OpenAI reportedly has had a text watermarking system built by ChatGPT and a watermark detection tool ready for about a year The Wall Street Journal. But the company is divided internally over whether to release it. On the one hand, it seems like the responsible thing to do; on the other, it could hurt its bottom line.
OpenAI’s watermarking is described as an adaptation of how the model predicts the most likely words and phrases to follow the ones that came before them, creating a detectable pattern. (This is a simplification, but you can check out Google’s more in-depth explanation of Gemini’s text watermarking for more information.)

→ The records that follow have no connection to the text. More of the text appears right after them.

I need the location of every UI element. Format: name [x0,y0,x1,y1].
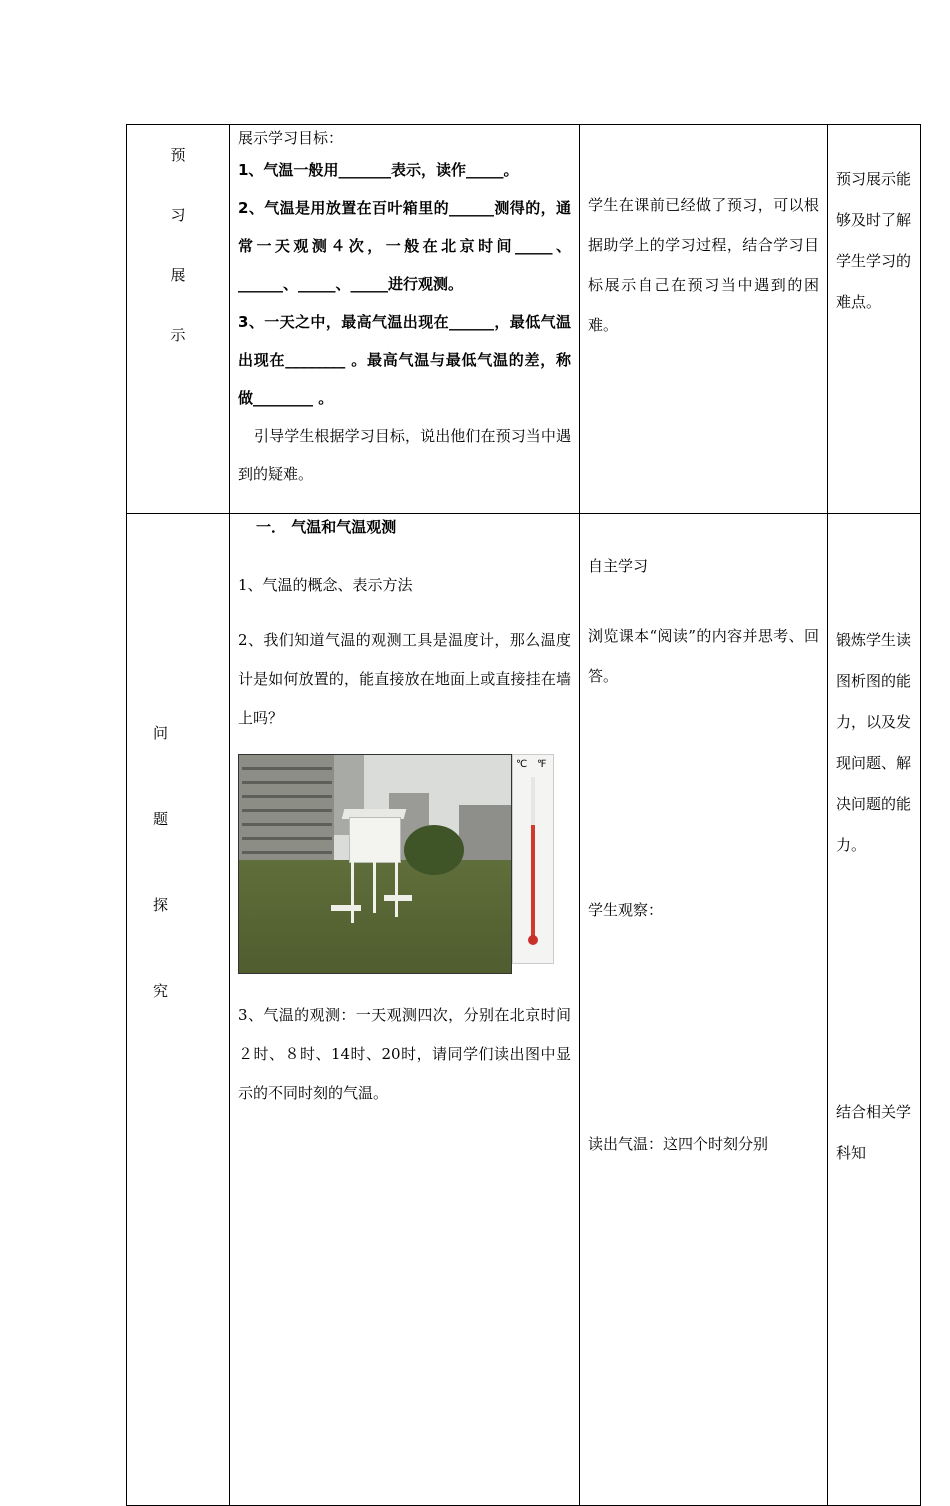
label-char: 题 [153,810,169,828]
section-title: 一． 气温和气温观测 [256,518,397,536]
goal-line-3: 3、一天之中，最高气温出现在______，最低气温出现在________ 。最高气温与最低气温的差，称做________ 。 [238,313,571,407]
item-3: 3、气温的观测：一天观测四次，分别在北京时间２时、８时、14时、20时，请同学们读出图中显示的不同时刻的气温。 [238,1006,571,1102]
observe-text: 学生观察： [588,901,664,919]
self-study-text: 自主学习 [588,557,649,575]
label-char: 展 [170,266,186,284]
student-activity-text: 学生在课前已经做了预习，可以根据助学上的学习过程，结合学习目标展示自己在预习当中遇到的困难。 [588,196,819,334]
label-char: 习 [170,206,186,224]
label-char: 预 [170,146,186,164]
intent-part-2: 结合相关学科知 [836,1103,912,1162]
lesson-plan-table [126,124,921,1506]
student-activity-preview [580,125,828,514]
read-temp-text: 读出气温：这四个时刻分别 [588,1135,769,1153]
item-2: 2、我们知道气温的观测工具是温度计，那么温度计是如何放置的，能直接放在地面上或直接挂在墙上吗？ [238,631,571,727]
table-row-inquiry [127,514,921,1506]
thermometer-photo [512,754,554,964]
celsius-label: ℃ [516,759,528,770]
goal-line-1: 1、气温一般用_______表示，读作_____。 [238,161,519,179]
guide-text: 引导学生根据学习目标，说出他们在预习当中遇到的疑难。 [238,427,571,483]
intent-part-1: 锻炼学生读图析图的能力，以及发现问题、解决问题的能力。 [836,631,912,854]
goal-line-2: 2、气温是用放置在百叶箱里的______测得的，通常一天观测４次，一般在北京时间_____、______、_____、_____进行观测。 [238,199,571,293]
shelter-photo [238,754,512,974]
teaching-content-preview [230,125,580,514]
label-char: 探 [153,896,169,914]
label-char: 示 [170,326,186,344]
row-label-inquiry [127,514,230,1506]
content-heading: 展示学习目标： [238,129,344,147]
figure [238,754,579,976]
label-char: 究 [153,982,169,1000]
design-intent-preview [828,125,921,514]
row-label-preview [127,125,230,514]
design-intent-text: 预习展示能够及时了解学生学习的难点。 [836,170,912,311]
browse-text: 浏览课本“阅读”的内容并思考、回答。 [588,627,819,685]
fahrenheit-label: ℉ [537,759,547,770]
teaching-content-inquiry [230,514,580,1506]
student-activity-inquiry [580,514,828,1506]
label-char: 问 [153,724,169,742]
table-row-preview [127,125,921,514]
design-intent-inquiry [828,514,921,1506]
item-1: 1、气温的概念、表示方法 [238,576,413,594]
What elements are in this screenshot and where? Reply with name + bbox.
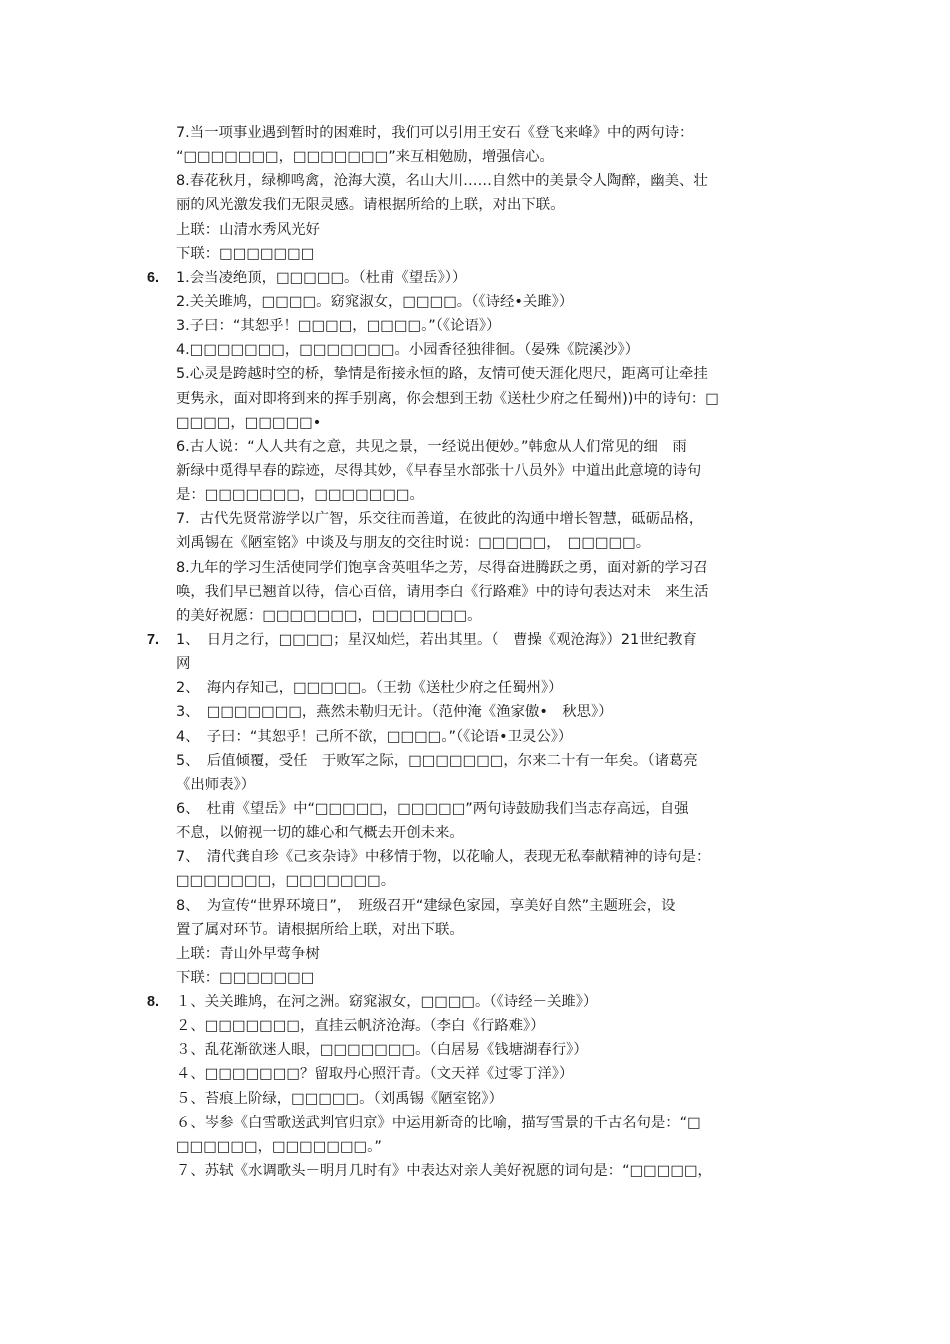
section-number: 8. <box>147 994 160 1011</box>
document-body <box>120 121 820 1183</box>
line-text: 3、 □□□□□□□，燕然未勒归无计。（范仲淹《渔家傲• 秋思》） <box>176 704 613 721</box>
line-text: １、关关雎鸠，在河之洲。窈窕淑女，□□□□。（《诗经－关雎》） <box>176 994 598 1011</box>
text-line <box>120 1087 820 1111</box>
text-line <box>120 218 820 242</box>
line-text: ４、□□□□□□□？留取丹心照汗青。（文天祥《过零丁洋》） <box>176 1066 574 1083</box>
line-text: □□□□□□，□□□□□□□。” <box>176 1138 382 1155</box>
line-text: 上联：青山外早莺争树 <box>176 945 320 962</box>
text-line <box>120 242 820 266</box>
line-text: “□□□□□□□，□□□□□□□”来互相勉励，增强信心。 <box>176 149 554 166</box>
line-text: □□□□□□□，□□□□□□□。 <box>176 873 396 890</box>
text-line <box>120 193 820 217</box>
text-line <box>120 700 820 724</box>
line-text: 7.当一项事业遇到暂时的困难时，我们可以引用王安石《登飞来峰》中的两句诗： <box>176 125 694 141</box>
line-text: ２、□□□□□□□，直挂云帆济沧海。（李白《行路难》） <box>176 1018 545 1035</box>
line-text: 2.关关雎鸠，□□□□。窈窕淑女，□□□□。（《诗经•关雎》） <box>176 293 574 310</box>
line-text: 6.古人说：“人人共有之意，共见之景，一经说出便妙。”韩愈从人们常见的细 雨 <box>176 438 687 455</box>
text-line <box>120 990 820 1014</box>
text-line <box>120 821 820 845</box>
text-line <box>120 411 820 435</box>
text-line <box>120 1014 820 1038</box>
text-line <box>120 652 820 676</box>
text-line <box>120 1038 820 1062</box>
text-line <box>120 290 820 314</box>
text-line <box>120 1159 820 1183</box>
line-text: 刘禹锡在《陋室铭》中谈及与朋友的交往时说：□□□□□， □□□□□。 <box>176 535 651 552</box>
line-text: 5.心灵是跨越时空的桥，挚情是衔接永恒的路，友情可使天涯化咫尺，距离可让牵挂 <box>176 366 708 383</box>
text-line <box>120 869 820 893</box>
line-text: ５、苔痕上阶绿，□□□□□。（刘禹锡《陋室铭》） <box>176 1090 504 1107</box>
text-line <box>120 773 820 797</box>
text-line <box>120 435 820 459</box>
line-text: ３、乱花渐欲迷人眼，□□□□□□□。（白居易《钱塘湖春行》） <box>176 1042 588 1059</box>
text-line <box>120 749 820 773</box>
line-text: 唤，我们早已翘首以待，信心百倍，请用李白《行路难》中的诗句表达对未 来生活 <box>176 583 709 600</box>
text-line <box>120 266 820 290</box>
line-text: 丽的风光激发我们无限灵感。请根据所给的上联，对出下联。 <box>176 197 565 214</box>
line-text: 2、 海内存知己，□□□□□。（王勃《送杜少府之任蜀州》） <box>176 680 563 697</box>
text-line <box>120 894 820 918</box>
text-line <box>120 387 820 411</box>
text-line <box>120 1062 820 1086</box>
text-line <box>120 459 820 483</box>
text-line <box>120 676 820 700</box>
text-line <box>120 121 820 145</box>
text-line <box>120 314 820 338</box>
text-line <box>120 942 820 966</box>
line-text: 5、 后值倾覆，受任 于败军之际，□□□□□□□，尔来二十有一年矣。（诸葛亮 <box>176 752 698 769</box>
text-line <box>120 580 820 604</box>
text-line <box>120 338 820 362</box>
line-text: 上联：山清水秀风光好 <box>176 221 320 238</box>
line-text: 置了属对环节。请根据所给上联，对出下联。 <box>176 921 464 938</box>
text-line <box>120 918 820 942</box>
text-line <box>120 145 820 169</box>
line-text: 8.九年的学习生活使同学们饱享含英咀华之芳，尽得奋进腾跃之勇，面对新的学习召 <box>176 559 708 576</box>
line-text: 网 <box>176 656 191 673</box>
line-text: 8、 为宣传“世界环境日”， 班级召开“建绿色家园，享美好自然”主题班会，设 <box>176 897 676 914</box>
section-number: 6. <box>147 269 160 286</box>
text-line <box>120 507 820 531</box>
line-text: 6、 杜甫《望岳》中“□□□□□，□□□□□”两句诗鼓励我们当志存高远，自强 <box>176 800 689 817</box>
line-text: 1.会当凌绝顶，□□□□□。（杜甫《望岳》）） <box>176 269 467 286</box>
text-line <box>120 604 820 628</box>
line-text: 7．古代先贤常游学以广智，乐交往而善道，在彼此的沟通中增长智慧，砥砺品格， <box>176 511 704 528</box>
text-line <box>120 966 820 990</box>
line-text: 的美好祝愿：□□□□□□□，□□□□□□□。 <box>176 607 482 624</box>
text-line <box>120 1135 820 1159</box>
section-number: 7. <box>147 631 160 648</box>
text-line <box>120 556 820 580</box>
line-text: 新绿中觅得早春的踪迹，尽得其妙，《早春呈水部张十八员外》中道出此意境的诗句 <box>176 462 702 479</box>
line-text: 更隽永，面对即将到来的挥手别离，你会想到王勃《送杜少府之任蜀州))中的诗句：□ <box>176 390 719 407</box>
line-text: 8.春花秋月，绿柳鸣禽，沧海大漠，名山大川……自然中的美景令人陶醉，幽美、壮 <box>176 173 708 190</box>
text-line <box>120 362 820 386</box>
line-text: 4.□□□□□□□，□□□□□□□。小园香径独徘徊。（晏殊《院溪沙》） <box>176 342 640 359</box>
line-text: 3.子曰：“其恕乎！□□□□，□□□□。”（《论语》） <box>176 318 501 335</box>
text-line <box>120 1111 820 1135</box>
text-line <box>120 628 820 652</box>
text-line <box>120 169 820 193</box>
text-line <box>120 797 820 821</box>
text-line <box>120 531 820 555</box>
line-text: 1、 日月之行，□□□□；星汉灿烂，若出其里。（ 曹操《观沧海》）21世纪教育 <box>176 631 697 648</box>
line-text: 不息，以俯视一切的雄心和气概去开创未来。 <box>176 825 464 842</box>
line-text: □□□□，□□□□□• <box>176 414 322 431</box>
line-text: 下联：□□□□□□□ <box>176 245 315 262</box>
line-text: 《出师表》） <box>176 776 256 793</box>
line-text: ７、苏轼《水调歌头－明月几时有》中表达对亲人美好祝愿的词句是：“□□□□□， <box>176 1163 712 1180</box>
line-text: 7、 清代龚自珍《己亥杂诗》中移情于物，以花喻人，表现无私奉献精神的诗句是： <box>176 849 711 866</box>
line-text: 下联：□□□□□□□ <box>176 969 315 986</box>
line-text: 4、 子曰：“其恕乎！己所不欲，□□□□。”（《论语•卫灵公》） <box>176 728 573 745</box>
text-line <box>120 845 820 869</box>
text-line <box>120 725 820 749</box>
line-text: 是：□□□□□□□，□□□□□□□。 <box>176 487 424 504</box>
line-text: ６、岑参《白雪歌送武判官归京》中运用新奇的比喻，描写雪景的千古名句是：“□ <box>176 1114 701 1131</box>
text-line <box>120 483 820 507</box>
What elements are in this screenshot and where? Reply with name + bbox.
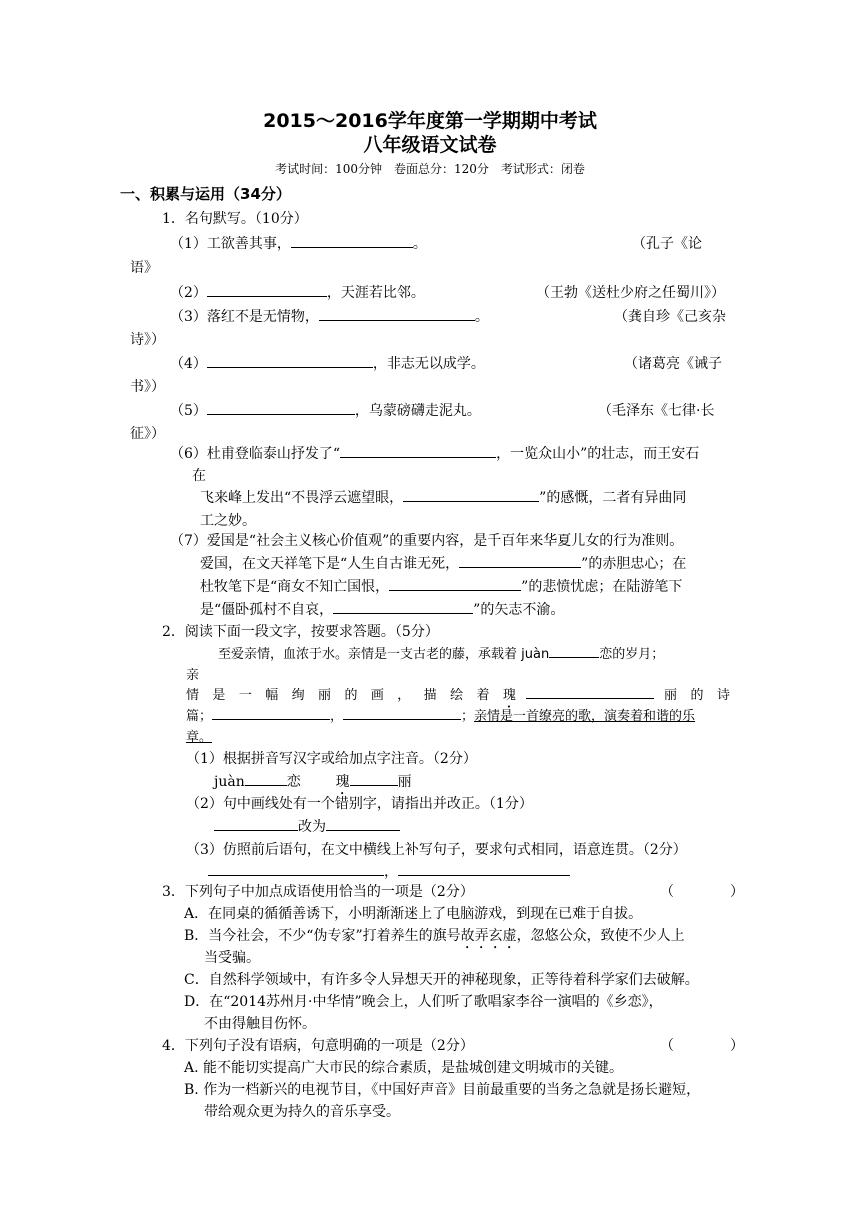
- q1-item3-source: （龚自珍《己亥杂: [614, 309, 726, 325]
- answer-blank[interactable]: [398, 861, 570, 876]
- q1-item6-line2: 飞来峰上发出“不畏浮云遮望眼， ”的感慨，二者有异曲同: [200, 487, 686, 507]
- q1-item6-line3: 工之妙。: [200, 513, 256, 529]
- q1-item7-line3: 杜牧笔下是“商女不知亡国恨， ”的悲愤忧虑；在陆游笔下: [200, 576, 682, 596]
- passage-line3-blank: [526, 684, 654, 703]
- answer-blank[interactable]: [214, 816, 298, 831]
- passage-line4: 篇； ， ；亲情是一首缭亮的歌，演奏着和谐的乐: [186, 705, 695, 724]
- q2-sub2: （2）句中画线处有一个错别字，请指出并改正。（1分）: [186, 796, 533, 812]
- q2-sub3: （3）仿照前后语句，在文中横线上补写句子，要求句式相同，语意连贯。（2分）: [186, 842, 687, 858]
- answer-blank[interactable]: [207, 353, 373, 368]
- q1-item1-source: （孔子《论: [632, 236, 702, 252]
- answer-blank[interactable]: [333, 599, 473, 614]
- q4-option-b: B. 作为一档新兴的电视节目，《中国好声音》目前最重要的当务之急就是扬长避短，: [184, 1082, 701, 1098]
- passage-char: ，: [397, 688, 411, 703]
- passage-line2: 亲: [186, 668, 200, 683]
- q3-option-d: D．在“2014苏州月·中华情”晚会上，人们听了歌唱家李谷一演唱的《乡恋》，: [184, 994, 663, 1010]
- answer-blank[interactable]: [291, 233, 413, 248]
- answer-blank[interactable]: [343, 705, 461, 720]
- q1-item5: （5） ，乌蒙磅礴走泥丸。: [170, 400, 481, 420]
- q4-answer-paren[interactable]: （ ）: [660, 1038, 744, 1054]
- q1-item7-line4: 是“僵卧孤村不自哀， ”的矢志不渝。: [200, 599, 564, 619]
- q1-item5-source: （毛泽东《七律·长: [598, 403, 715, 419]
- q1-item3: （3）落红不是无情物， 。: [170, 306, 489, 326]
- q2-sub1-answers: juàn 恋 瑰 丽: [214, 771, 412, 798]
- q2-sub1: （1）根据拼音写汉字或给加点字注音。（2分）: [186, 751, 477, 767]
- q3-option-d-wrap: 不由得触目伤怀。: [204, 1016, 316, 1032]
- passage-char: 绘: [450, 688, 464, 703]
- underlined-sentence: 亲情是一首缭亮的歌，演奏着和谐的乐: [474, 709, 696, 724]
- section-heading: 一、积累与运用（34分）: [120, 185, 291, 203]
- passage-line5: 章。: [186, 730, 213, 745]
- q3-answer-paren[interactable]: （ ）: [660, 884, 744, 900]
- q2-sub2-answers: 改为: [214, 816, 400, 836]
- exam-info: 考试时间：100分钟 卷面总分：120分 考试形式：闭卷: [275, 162, 585, 176]
- q4-option-a: A. 能不能切实提高广大市民的综合素质，是盐城创建文明城市的关键。: [184, 1060, 624, 1076]
- answer-blank[interactable]: [549, 643, 599, 658]
- q1-stem: 1．名句默写。（10分）: [162, 211, 308, 227]
- passage-line3-tail: [664, 684, 730, 703]
- passage-char: 描: [423, 688, 437, 703]
- passage-char: 情: [186, 688, 200, 703]
- answer-blank[interactable]: [526, 684, 654, 699]
- q3-option-b: B．当今社会，不少“伪专家”打着养生的旗号故弄玄虚，忽悠公众，致使不少人上: [184, 928, 685, 944]
- passage-char: 画: [370, 688, 384, 703]
- q1-item1: （1）工欲善其事， 。: [170, 233, 427, 253]
- q1-item2: （2） ，天涯若比邻。: [170, 282, 425, 302]
- q3-stem: 3．下列句子中加点成语使用恰当的一项是（2分）: [162, 884, 474, 900]
- passage-char: 是: [212, 688, 226, 703]
- passage-char: 的: [344, 688, 358, 703]
- q2-stem: 2．阅读下面一段文字，按要求答题。（5分）: [162, 624, 439, 640]
- passage-char: 瑰: [502, 688, 516, 703]
- answer-blank[interactable]: [326, 816, 400, 831]
- q4-stem: 4．下列句子没有语病，句意明确的一项是（2分）: [162, 1038, 474, 1054]
- q1-item4: （4） ，非志无以成学。: [170, 353, 485, 373]
- q3-option-c: C．自然科学领域中，有许多令人异想天开的神秘现象，正等待着科学家们去破解。: [184, 972, 699, 988]
- q1-item3-source-wrap: 诗》）: [130, 332, 165, 348]
- answer-blank[interactable]: [340, 443, 496, 458]
- answer-blank[interactable]: [459, 553, 581, 568]
- passage-char: 诗: [716, 688, 730, 703]
- q1-item4-source: （诸葛亮《诫子: [624, 356, 722, 372]
- q1-item1-source-wrap: 语》: [130, 260, 158, 276]
- passage-char: 幅: [265, 688, 279, 703]
- passage-char: 一: [238, 688, 252, 703]
- passage-char: 着: [476, 688, 490, 703]
- passage-line1: 至爱亲情，血浓于水。亲情是一支古老的藤，承载着 juàn 恋的岁月；: [218, 643, 664, 662]
- answer-blank[interactable]: [389, 576, 521, 591]
- answer-blank[interactable]: [350, 771, 398, 786]
- passage-char: 丽: [318, 688, 332, 703]
- q1-item6-wrap: 在: [192, 468, 206, 484]
- q1-item7-line2: 爱国，在文天祥笔下是“人生自古谁无死， ”的赤胆忠心；在: [200, 553, 686, 573]
- answer-blank[interactable]: [207, 400, 355, 415]
- q1-item7: （7）爱国是“社会主义核心价值观”的重要内容，是千百年来华夏儿女的行为准则。: [170, 533, 684, 549]
- passage-char: 丽: [664, 688, 678, 703]
- exam-title: 2015～2016学年度第一学期期中考试: [263, 110, 597, 132]
- answer-blank[interactable]: [319, 306, 475, 321]
- q1-item2-source: （王勃《送杜少府之任蜀川》）: [536, 285, 725, 301]
- exam-subtitle: 八年级语文试卷: [363, 134, 497, 156]
- q1-item4-source-wrap: 书》）: [130, 379, 165, 395]
- q3-option-a: A．在同桌的循循善诱下，小明渐渐迷上了电脑游戏，到现在已难于自拔。: [184, 906, 643, 922]
- q2-sub3-answers: ，: [208, 861, 570, 881]
- passage-char: 绚: [291, 688, 305, 703]
- passage-char: 的: [690, 688, 704, 703]
- answer-blank[interactable]: [212, 705, 330, 720]
- q1-item5-source-wrap: 征》）: [130, 426, 165, 442]
- q1-item6: （6）杜甫登临泰山抒发了“ ，一览众山小”的壮志，而王安石: [170, 443, 699, 463]
- answer-blank[interactable]: [245, 771, 287, 786]
- q4-option-b-wrap: 带给观众更为持久的音乐享受。: [204, 1104, 400, 1120]
- q3-option-b-wrap: 当受骗。: [204, 950, 260, 966]
- answer-blank[interactable]: [403, 487, 539, 502]
- answer-blank[interactable]: [207, 282, 327, 297]
- answer-blank[interactable]: [208, 861, 384, 876]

Providing a way to detect material written by AI is a potential boon for teachers looking to discourage students from handing over writing assignments to AI. magazine reports that the company found that the watermark did not affect the quality of its chatbot’s text output. In a survey commissioned by the company, “people around the world supported the idea of an AI detection tool by a four-to-one margin,” the magazine he writes.
After magazine has published its story, OpenAI confirmed that it has been working on the text watermark in a blog post update today that was spotted by TechCrunch News. In it, the company claims that its method is highly accurate (“99.9% effective,” according to documents magazine saw) and resistant to “tampering, such as paraphrasing.” But it says techniques such as rephrasing with another template make it “trivial for attackers to circumvent.” The company also says it is concerned about the stigma surrounding the usefulness of AI tools for non-native speakers.
But OpenAI also appears to be concerned that using watermarks could alienate ChatGPT users it surveyed, nearly 30 percent of whom reportedly told the company they would use the software less if watermarks were implemented.
Despite this, some employees still believe that the watermark is effective. In light of the annoying feelings of users, however, the magazine says some have suggested trying methods that are “potentially less controversial among users but unproven.” In today’s blog post update, the company said it is “in the early stages” of exploring metadata embedding. It says it is still “too early” to know how well it will work, but that because it is cryptographically signed, there would be no false positives.